Indian dishes contain a lot of warming spices.  They also contain spices and herbs that are health-promoting and contain disease preventing properties.  For instance, many Indian dishes contain turmeric.  Ingesting turmeric helps make the skin glowing and beautiful.  Not only that, the primary active ingredient in turmeric is Curcumin, which is currently being studied and evaluated in clinical trials for treating cancer.  It is also believed that turmeric may have benefits to individuals with Alzheimer’s disease.  There are much more health benefits of turmeric.  For more information, check out this link–http://www.spreadhealthfoods.com/.

Quick tip for buying spices—buy your spices at an Indian spice store.  They have an abundance of spices and are typically cheaper than the supermarket chains or health food stores. I have found that some of them even claim to be “organic”.

 

Spicy Red Lentil Dahl

Servings: 2-4

Time: 1 hour

Brief: This red lentil dahl is a staple and favorite in the Ardestani household.  It is healthy, easy to make, warming, and oh-so delicious!

Diet: V, GF, GFV, DF, SF, SRF, CFNF, NF

 

Ingredients

1 cup white onion, chopped

3 cloves garlic, finely chopped

1 inch ginger, finely minced or grated

4 cup vegetable stock

1 cup dried red lentils, rinsed and picked over

1 tsp ground cumin

1 tsp ground coriander

1 tsp ground turmeric

1/4 tsp ground cardamom

1/4 tsp ground cinnamon

1/4-1/2 tsp cayenne pepper (to taste)

3/4 tsp sea salt (to taste)

2 Tbsp tomato paste or, alternatively, 4 Tbsp marinara sauce

 

Directions

1. Add onion, garlic, and ginger into a medium-sized saucepan, and place over medium heat.  Oil isn’t necessary since the liquid in the vegetables will help cook them.  If the vegetables start to stick to the pan, add a splash or 2 of vegetable stock.  Cook and stir often until the onions are translucent for about 6 minutes.

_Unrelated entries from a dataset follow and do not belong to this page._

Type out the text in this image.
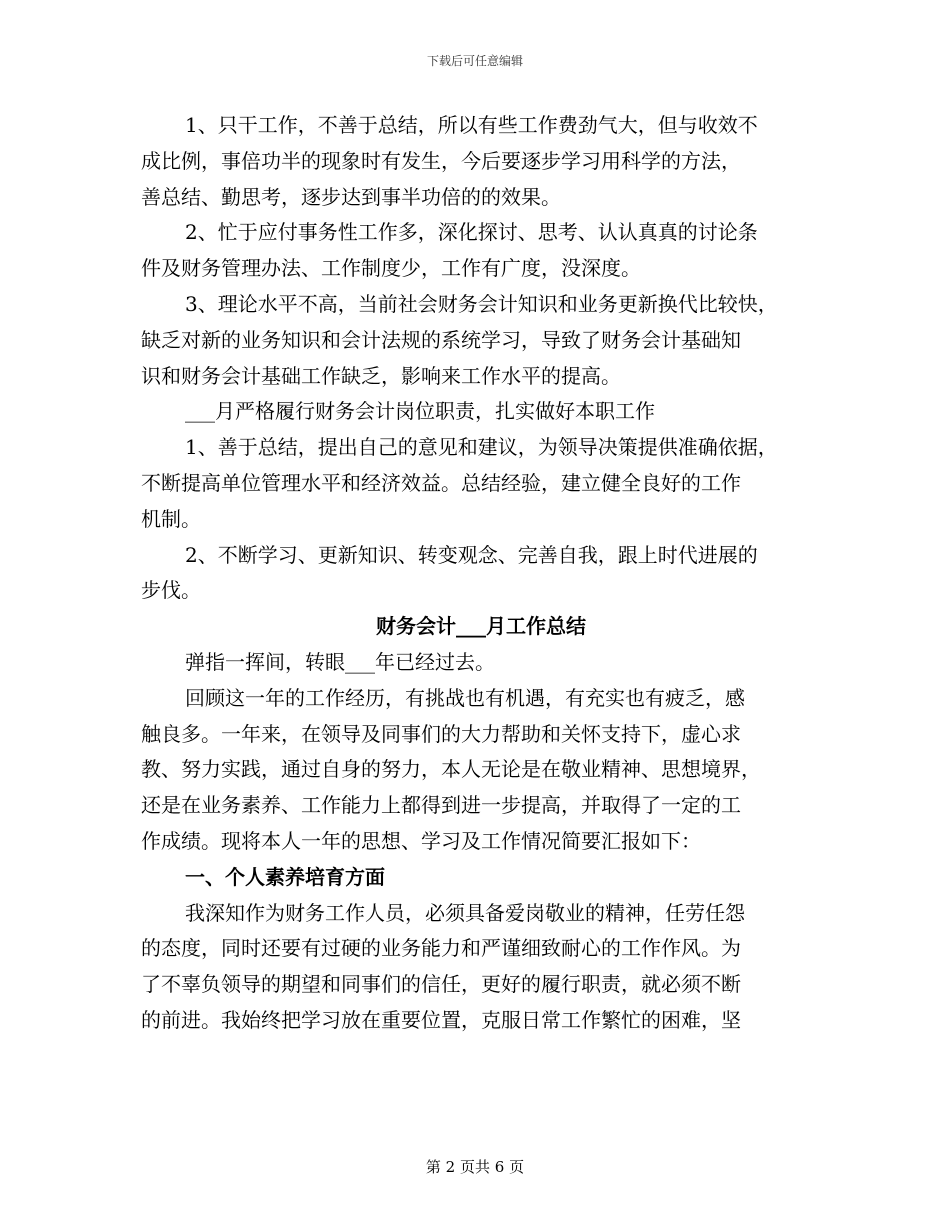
下载后可任意编辑
1、只干工作，不善于总结，所以有些工作费劲气大，但与收效不
成比例，事倍功半的现象时有发生，今后要逐步学习用科学的方法，
善总结、勤思考，逐步达到事半功倍的的效果。
2、忙于应付事务性工作多，深化探讨、思考、认认真真的讨论条
件及财务管理办法、工作制度少，工作有广度，没深度。
3、理论水平不高，当前社会财务会计知识和业务更新换代比较快，
缺乏对新的业务知识和会计法规的系统学习，导致了财务会计基础知
识和财务会计基础工作缺乏，影响来工作水平的提高。
___月严格履行财务会计岗位职责，扎实做好本职工作
1、善于总结，提出自己的意见和建议，为领导决策提供准确依据，
不断提高单位管理水平和经济效益。总结经验，建立健全良好的工作
机制。
2、不断学习、更新知识、转变观念、完善自我，跟上时代进展的
步伐。
财务会计___月工作总结
弹指一挥间，转眼___年已经过去。
回顾这一年的工作经历，有挑战也有机遇，有充实也有疲乏，感
触良多。一年来，在领导及同事们的大力帮助和关怀支持下，虚心求
教、努力实践，通过自身的努力，本人无论是在敬业精神、思想境界，
还是在业务素养、工作能力上都得到进一步提高，并取得了一定的工
作成绩。现将本人一年的思想、学习及工作情况简要汇报如下：
一、个人素养培育方面
我深知作为财务工作人员，必须具备爱岗敬业的精神，任劳任怨
的态度，同时还要有过硬的业务能力和严谨细致耐心的工作作风。为
了不辜负领导的期望和同事们的信任，更好的履行职责，就必须不断
的前进。我始终把学习放在重要位置，克服日常工作繁忙的困难，坚
第 2 页共 6 页
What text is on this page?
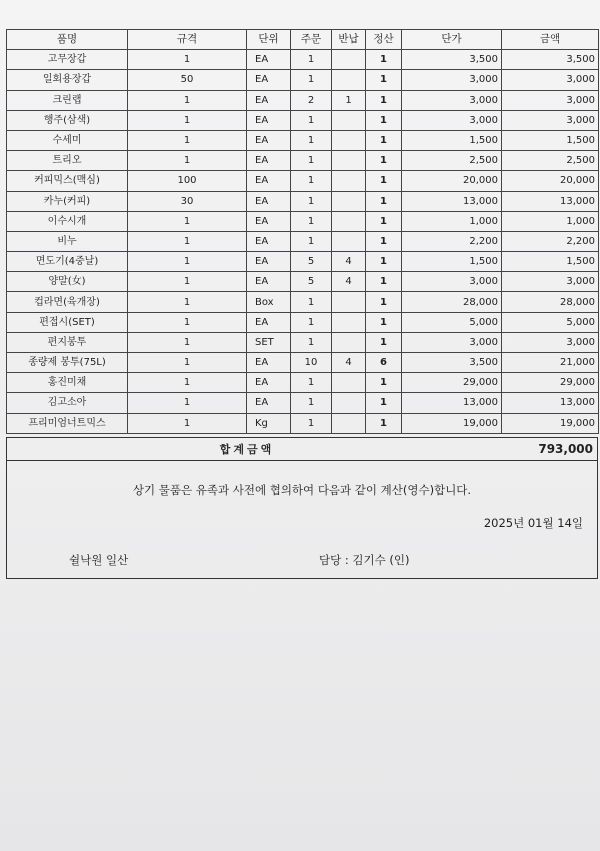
품명	규격	단위	주문	반납	정산	단가	금액
고무장갑	1	EA	1		1	3,500	3,500
일회용장갑	50	EA	1		1	3,000	3,000
크린랩	1	EA	2	1	1	3,000	3,000
행주(삼색)	1	EA	1		1	3,000	3,000
수세미	1	EA	1		1	1,500	1,500
트리오	1	EA	1		1	2,500	2,500
커피믹스(맥심)	100	EA	1		1	20,000	20,000
카누(커피)	30	EA	1		1	13,000	13,000
이수시개	1	EA	1		1	1,000	1,000
비누	1	EA	1		1	2,200	2,200
면도기(4중날)	1	EA	5	4	1	1,500	1,500
양말(女)	1	EA	5	4	1	3,000	3,000
컵라면(육개장)	1	Box	1		1	28,000	28,000
편접시(SET)	1	EA	1		1	5,000	5,000
편지봉투	1	SET	1		1	3,000	3,000
종량제 봉투(75L)	1	EA	10	4	6	3,500	21,000
홍진미채	1	EA	1		1	29,000	29,000
김고소아	1	EA	1		1	13,000	13,000
프리미엄너트믹스	1	Kg	1		1	19,000	19,000
합계금액	793,000
상기 물품은 유족과 사전에 협의하여 다음과 같이 계산(영수)합니다.
2025년 01월 14일
쉴낙원 일산	담당 : 김기수 (인)
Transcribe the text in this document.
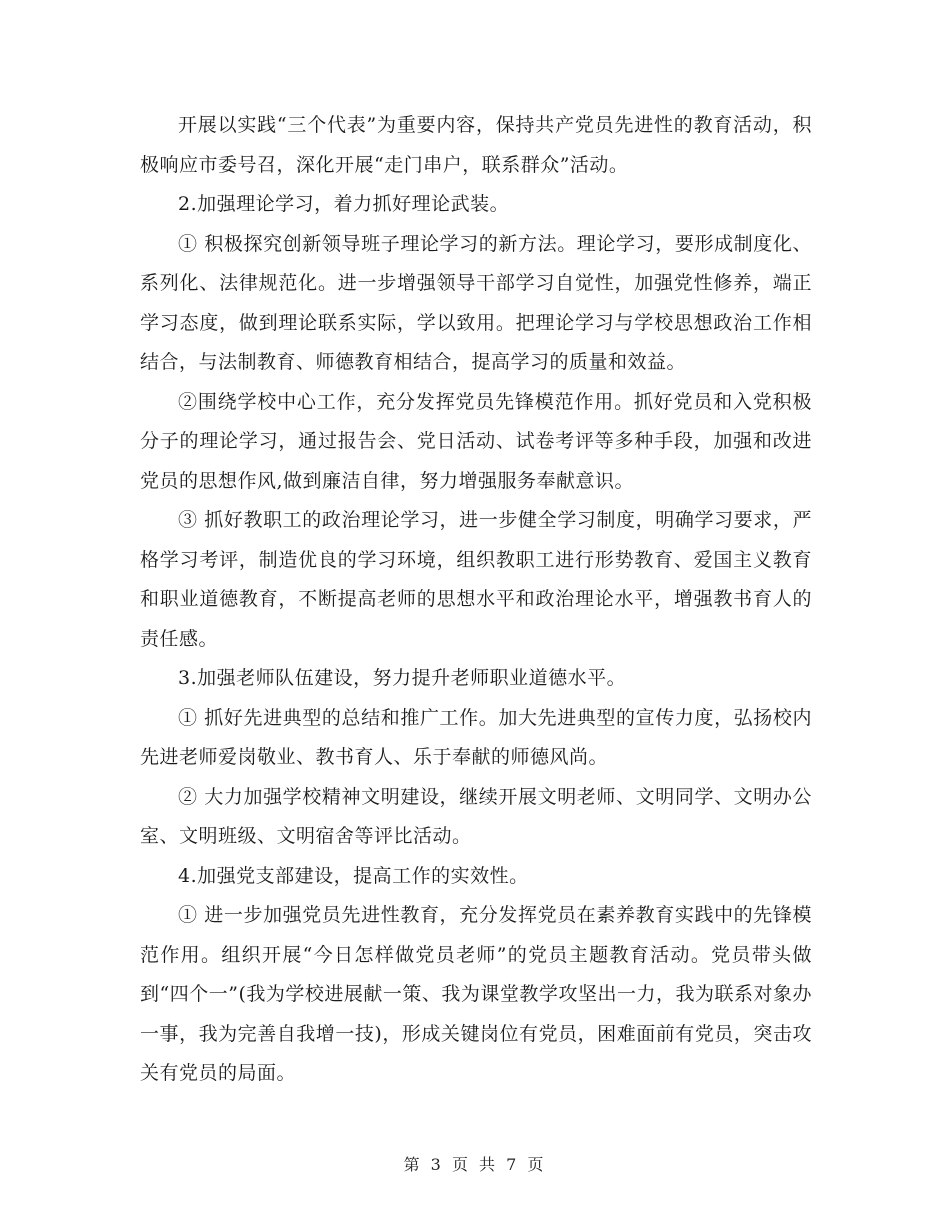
开展以实践“三个代表”为重要内容，保持共产党员先进性的教育活动，积极响应市委号召，深化开展“走门串户，联系群众”活动。

2.加强理论学习，着力抓好理论武装。

① 积极探究创新领导班子理论学习的新方法。理论学习，要形成制度化、系列化、法律规范化。进一步增强领导干部学习自觉性，加强党性修养，端正学习态度，做到理论联系实际，学以致用。把理论学习与学校思想政治工作相结合，与法制教育、师德教育相结合，提高学习的质量和效益。

②围绕学校中心工作，充分发挥党员先锋模范作用。抓好党员和入党积极分子的理论学习，通过报告会、党日活动、试卷考评等多种手段，加强和改进党员的思想作风,做到廉洁自律，努力增强服务奉献意识。

③ 抓好教职工的政治理论学习，进一步健全学习制度，明确学习要求，严格学习考评，制造优良的学习环境，组织教职工进行形势教育、爱国主义教育和职业道德教育，不断提高老师的思想水平和政治理论水平，增强教书育人的责任感。

3.加强老师队伍建设，努力提升老师职业道德水平。

① 抓好先进典型的总结和推广工作。加大先进典型的宣传力度，弘扬校内先进老师爱岗敬业、教书育人、乐于奉献的师德风尚。

② 大力加强学校精神文明建设，继续开展文明老师、文明同学、文明办公室、文明班级、文明宿舍等评比活动。

4.加强党支部建设，提高工作的实效性。

① 进一步加强党员先进性教育，充分发挥党员在素养教育实践中的先锋模范作用。组织开展“今日怎样做党员老师”的党员主题教育活动。党员带头做到“四个一”(我为学校进展献一策、我为课堂教学攻坚出一力，我为联系对象办一事，我为完善自我增一技)，形成关键岗位有党员，困难面前有党员，突击攻关有党员的局面。

第 3 页 共 7 页
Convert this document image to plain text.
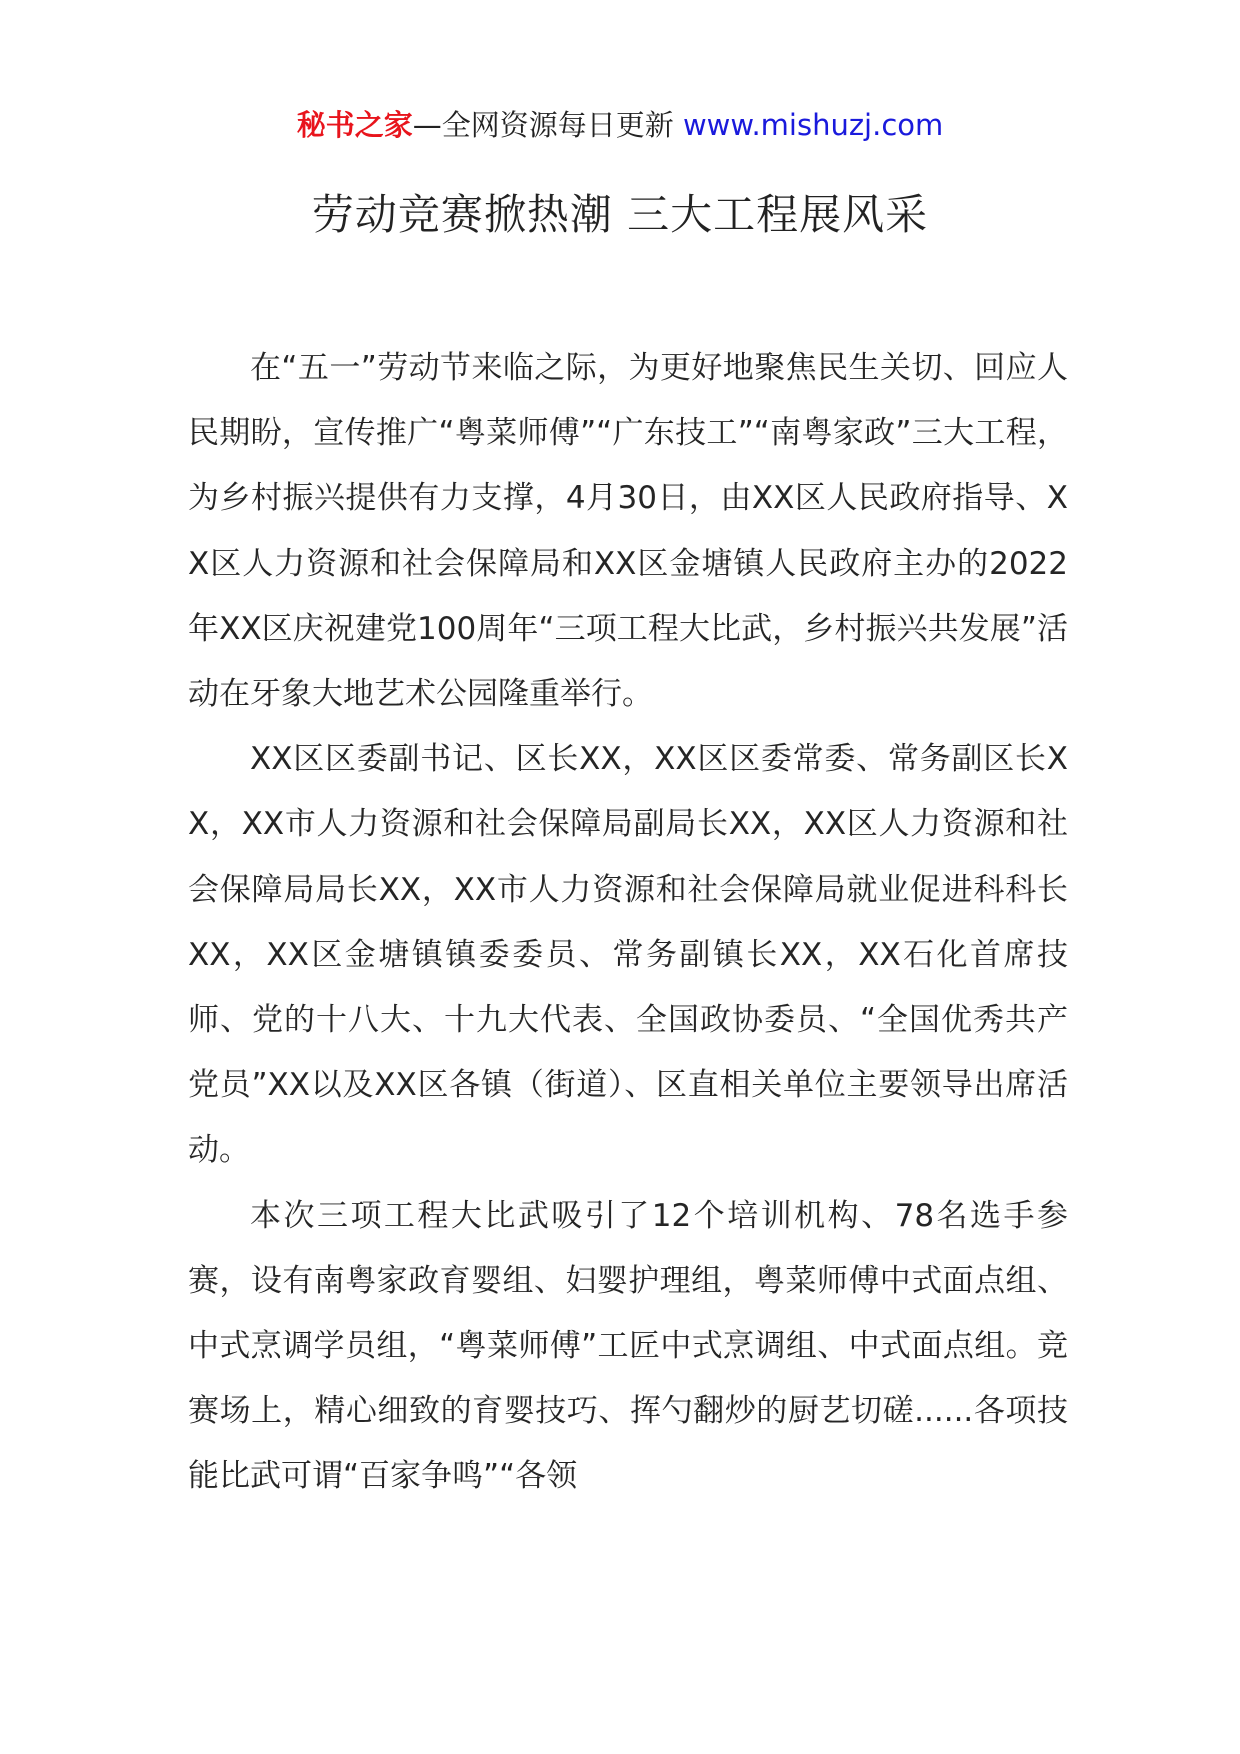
秘书之家—全网资源每日更新 www.mishuzj.com
劳动竞赛掀热潮 三大工程展风采

在“五一”劳动节来临之际，为更好地聚焦民生关切、回应人民期盼，宣传推广“粤菜师傅”“广东技工”“南粤家政”三大工程，为乡村振兴提供有力支撑，4月30日，由XX区人民政府指导、XX区人力资源和社会保障局和XX区金塘镇人民政府主办的2022年XX区庆祝建党100周年“三项工程大比武，乡村振兴共发展”活动在牙象大地艺术公园隆重举行。

XX区区委副书记、区长XX，XX区区委常委、常务副区长XX，XX市人力资源和社会保障局副局长XX，XX区人力资源和社会保障局局长XX，XX市人力资源和社会保障局就业促进科科长XX，XX区金塘镇镇委委员、常务副镇长XX，XX石化首席技师、党的十八大、十九大代表、全国政协委员、“全国优秀共产党员”XX以及XX区各镇（街道）、区直相关单位主要领导出席活动。

本次三项工程大比武吸引了12个培训机构、78名选手参赛，设有南粤家政育婴组、妇婴护理组，粤菜师傅中式面点组、中式烹调学员组，“粤菜师傅”工匠中式烹调组、中式面点组。竞赛场上，精心细致的育婴技巧、挥勺翻炒的厨艺切磋......各项技能比武可谓“百家争鸣”“各领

2. Stirring constantly, add vegetable stock, lentils, spices, and salt. Bring to a low boil.  Then turn down the heat to low, cover, and let the stew simmer for about 20 minutes or until lentils are very tender.

3. Stir in the tomato paste or marinara until well combined.  Cook several minutes more or until the soup is desired temperature and consistency, adding more stock or water to the dahl if needed.

4. Serve hot with quinoa, rice, naan, chapati, or enjoy it as a soup.